Education

Indirect Contributions Are Essential To Physics


A few weeks back, MIT Press published a piece about Paul Ehrenfest by Eric Johnson, whose biography of Boltzmann I reviewed here a while back. It’s fitting that the same person should write about both, as they’re closely linked through their work on statistical mechanics, as noted in what may be the greatest opening to a textbook in history:

Ludwig Boltzman, who spent much of his life studying statistical mechanics, died in 1906, by his own hand. Paul Ehrenfest, carrying on the work, died similarly in 1933. Now it is our turn to study statistical mechanics.

Perhaps it will be wise to approach the subject cautiously.

(From States of Matter by D. L. Goodstein.)

Ehrenfest is an interesting figure not just because of his sad end (read Johnson’s article above for the details) but because his career touches on something I’ve written about before, namely the different models of success in a scientific career. Ehrenfest made some notable contributions to quantum physics as it was coming together in the early 20th century, but his primary contributions were as an explicator and facilitator. He was admired, as Johnson describes, mostly for his ability to see through to the essential core of a theory and explain it clearly. He also excelled at identifying problems and points of confusion.

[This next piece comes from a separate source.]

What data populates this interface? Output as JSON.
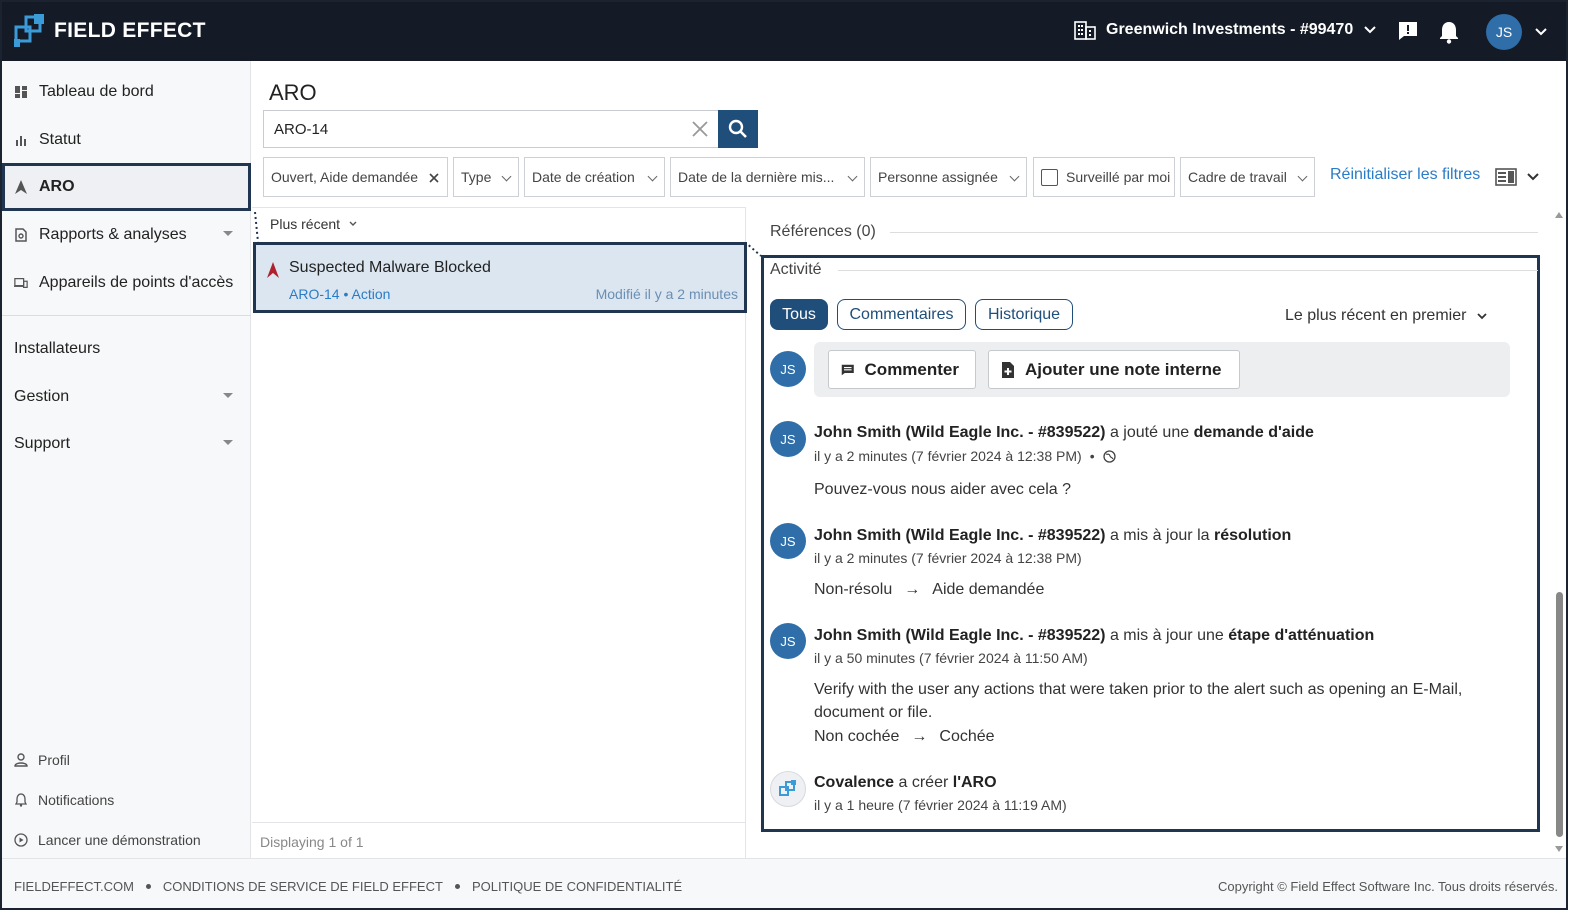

Ehrenfest was regarded in his time as an essential contributor to the developing field of quantum physics less because of his own direct contributions than because of what he enabled others to do. By clearly explaining known physics, and clearly expressing problems with new theories, he helped the pioneers of quantum mechanics find their way.

Another example of this kind of indirect success, from the same era of physics, might be Arnold Sommerfeld. Sommerfeld made some significant contributions during the period of the “old quantum theory,” the ten-ish years between Niels Bohr’s quantum model of hydrogen and the development of full quantum mechanics by Heisenberg and Schrödinger (and Born and Pauli and Jordan and…).

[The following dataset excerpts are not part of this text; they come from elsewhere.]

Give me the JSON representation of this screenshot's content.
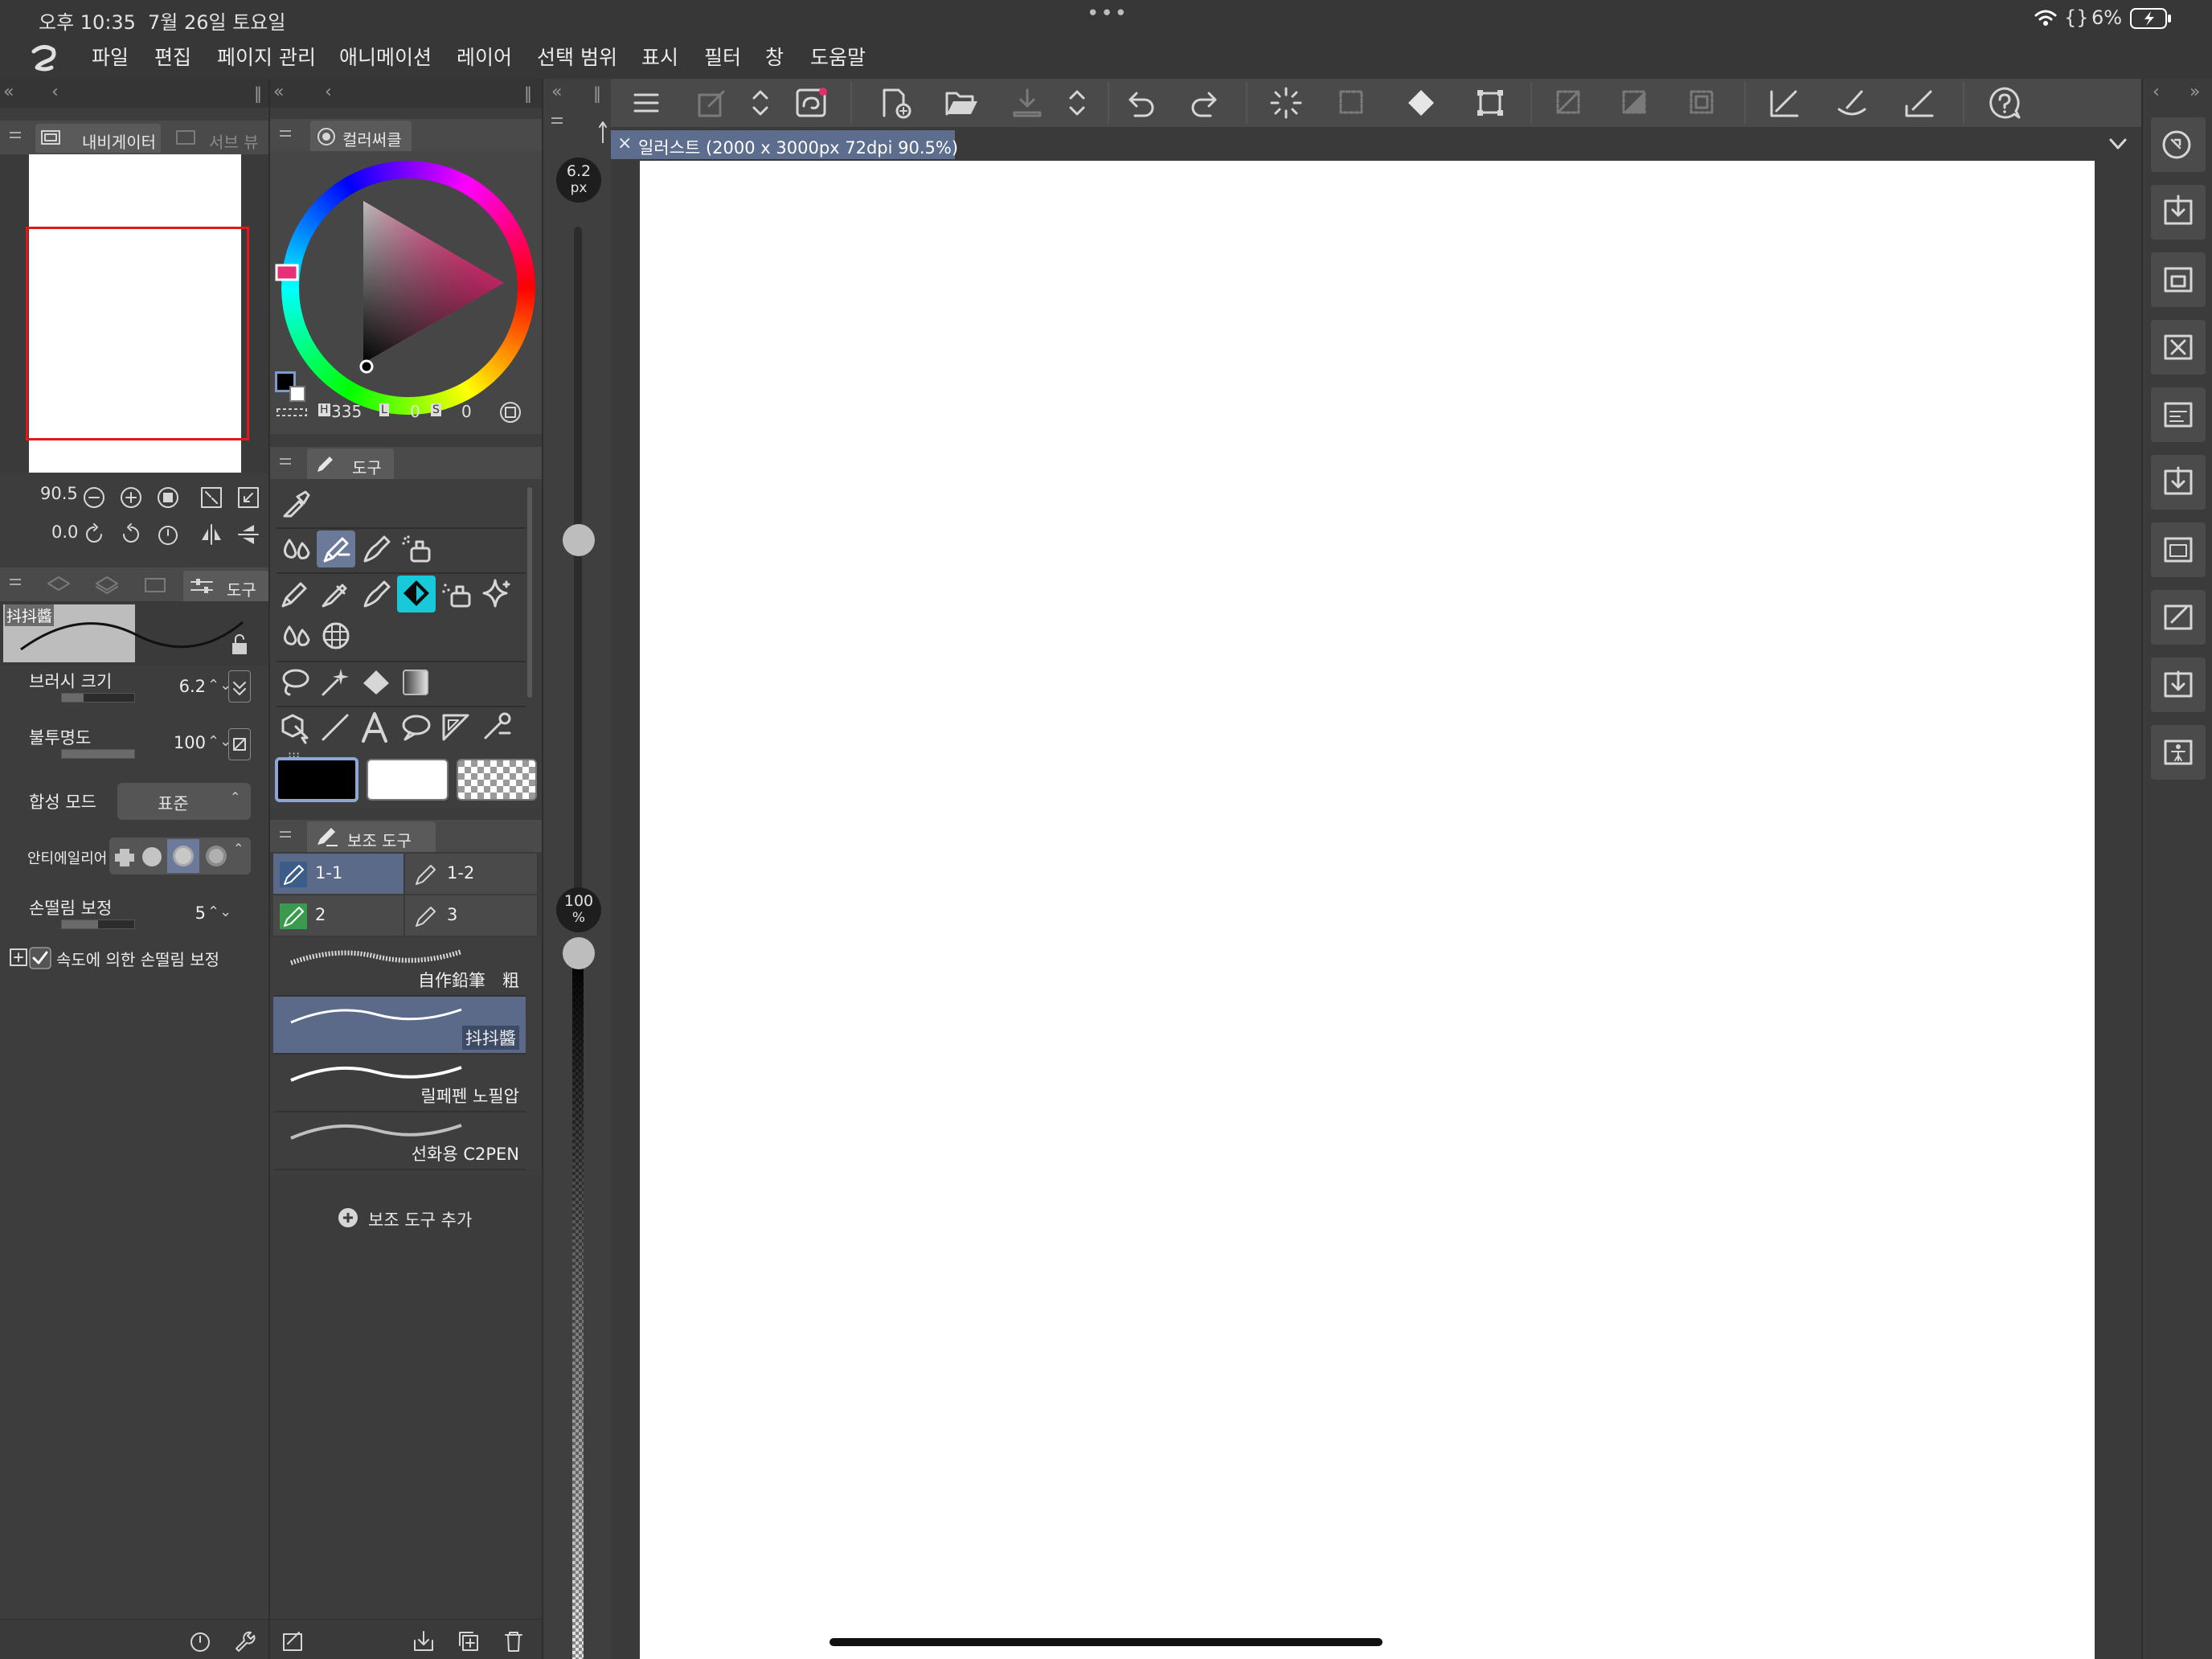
{
  "status": {
    "time": "오후 10:35",
    "date": "7월 26일 토요일",
    "dots": "•••",
    "extra": "{}",
    "battery": "6%"
  },
  "menu": {
    "items": [
      "파일",
      "편집",
      "페이지 관리",
      "애니메이션",
      "레이어",
      "선택 범위",
      "표시",
      "필터",
      "창",
      "도움말"
    ]
  },
  "navigator": {
    "tab_label": "내비게이터",
    "subview_label": "서브 뷰",
    "zoom_value": "90.5",
    "rotate_value": "0.0"
  },
  "tool_property": {
    "tab_label": "도구",
    "brush_name": "抖抖醬",
    "brush_size_label": "브러시 크기",
    "brush_size_value": "6.2",
    "brush_size_fraction": 0.3,
    "opacity_label": "불투명도",
    "opacity_value": "100",
    "opacity_fraction": 1.0,
    "blend_label": "합성 모드",
    "blend_value": "표준",
    "antialias_label": "안티에일리어",
    "stabilization_label": "손떨림 보정",
    "stabilization_value": "5",
    "stabilization_fraction": 0.5,
    "speed_stab_label": "속도에 의한 손떨림 보정",
    "speed_stab_checked": true
  },
  "color_wheel": {
    "tab_label": "컬러써클",
    "h_label": "H",
    "h_value": "335",
    "l_label": "L",
    "l_value": "0",
    "s_label": "S",
    "s_value": "0",
    "main_color": "#000000",
    "sub_color": "#ffffff",
    "hue_color": "#e8307a"
  },
  "tools": {
    "tab_label": "도구",
    "selected_tool": "pen",
    "highlight_color": "#18c9d9"
  },
  "sub_tools": {
    "tab_label": "보조 도구",
    "tabs": [
      "1-1",
      "1-2",
      "2",
      "3"
    ],
    "brushes": [
      "自作鉛筆　粗",
      "抖抖醬",
      "릴페펜 노필압",
      "선화용 C2PEN"
    ],
    "selected_brush": "抖抖醬",
    "add_label": "보조 도구 추가"
  },
  "size_slider": {
    "value": "6.2",
    "unit": "px",
    "level_fraction": 0.05
  },
  "opacity_slider": {
    "value": "100",
    "unit": "%",
    "level_fraction": 1.0
  },
  "canvas": {
    "tab_title": "일러스트 (2000 x 3000px 72dpi 90.5%)"
  }
}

His most important contribution, though, was his students. Sommerfeld was a generation older than most of the great quantum pioneers (ten years older than Einstein, even), but had an admirable degree of foresight in recognizing the importance of quantum theory, and steering his students in that direction. That’s extremely unusual in science, where the usual process is closer to Max Planck’s famous description: “A new scientific truth does not triumph by convincing its opponents and making them see the light, but rather because its opponents eventually die, and a new generation grows up that is familiar with it.” Sommerfeld saw the truth approaching and made sure his students grew up with it, and as a result the list of his Ph.D. students is a murderer’s row of great quantum physicists, headlined by Werner Heisenberg and Wolfgang Pauli and Hans Bethe.

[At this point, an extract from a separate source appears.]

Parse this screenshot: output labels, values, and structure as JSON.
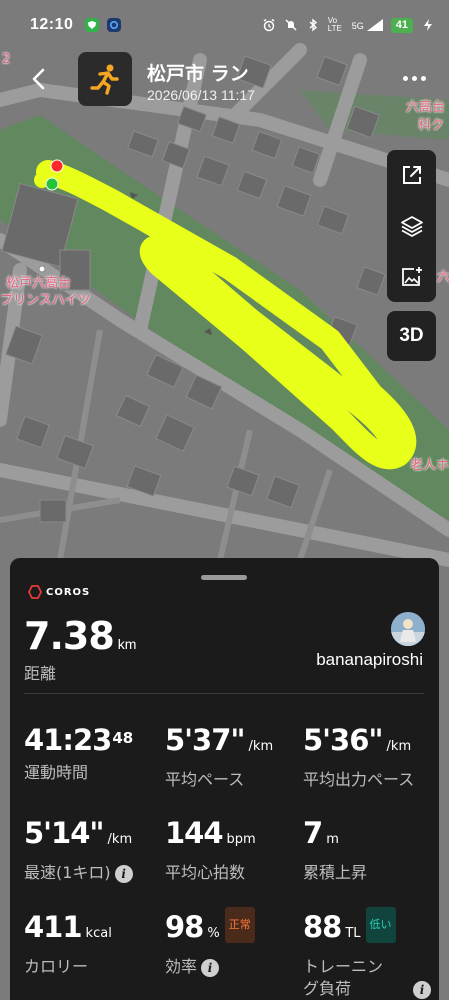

By its very nature, this kind of scientific success is a little difficult to identify— physicists who are second-order famous are more or less by definition famous primarily within a limited community and little known to outsiders. I suspect the late Sidney Coleman probably belongs in this group, but I don’t know his field well enough to say how important his own work was relative to his legendary explanations of quantum field theory (which even a cloddish low-energy experimenter such as myself has heard of). Coleman’s student David Griffiths might be another modern example, though a step down the educational ladder, thanks to his widely-used undergraduate textbooks on quantum physics and electromagnetism.

It’s also striking that most of the examples that come to mind are theoretical physicists. There are a bunch of factors at work, here, starting with the fact that explication and education are inherently more theory-based. Most great experimentalists in the key historical period became great in their own right— the list of notable experimentalists who can trace their lineage to Ernest Rutherford (and through him to J.J. Thomson) is easily as long as the list of notable theorists descended from Sommerfeld, but it’s difficult to claim that any of them outshine Rutherford.

The best example of a well-known experimentalist whose own direct contributions are outweighed by those of their students and colleagues might be I.I. Rabi, who in addition to directly supervising Nobel laureates in multiple subfields (Norman Ramsey in experimental atomic physics, Martin Perl in particle physics, and Julian Schwinger in theoretical quantum electrodynamics) also excelled as a scientific administrator, helping to establish the Brookhaven National Laboratory on Long Island and indirectly helping launch CERN. Of course, Rabi had a Nobel of his own, so it’s not like he was lacking in direct accomplishments, either…

If pressed to name a modern example of a Nobel-less experimental physicist who is more known for their students than their own work, I’d probably go for Rabi’s academic “grandchild” Dan Kleppner (who, full disclosure is my own academic “grandparent”—the Ph.D. advisor of my Ph.D. advisor). Former students and post-docs from his lab are all over experimental atomic physics, and his dogged pursuit of Bose-Einstein Condensation over a period of many years pushed toward the creation of that field, with a revolutionary impact on atomic physics.

Anyway, the example of Ehrenfest is yet another reminder that discussions of physics and science in general tend to focus a bit too much on a very particular, narrow model of success through dramatic individual contributions. In reality, physicists contribute in numerous indirect ways as well, and some of those can be as crucial to the future success of the field as anything done by an individual “genius.”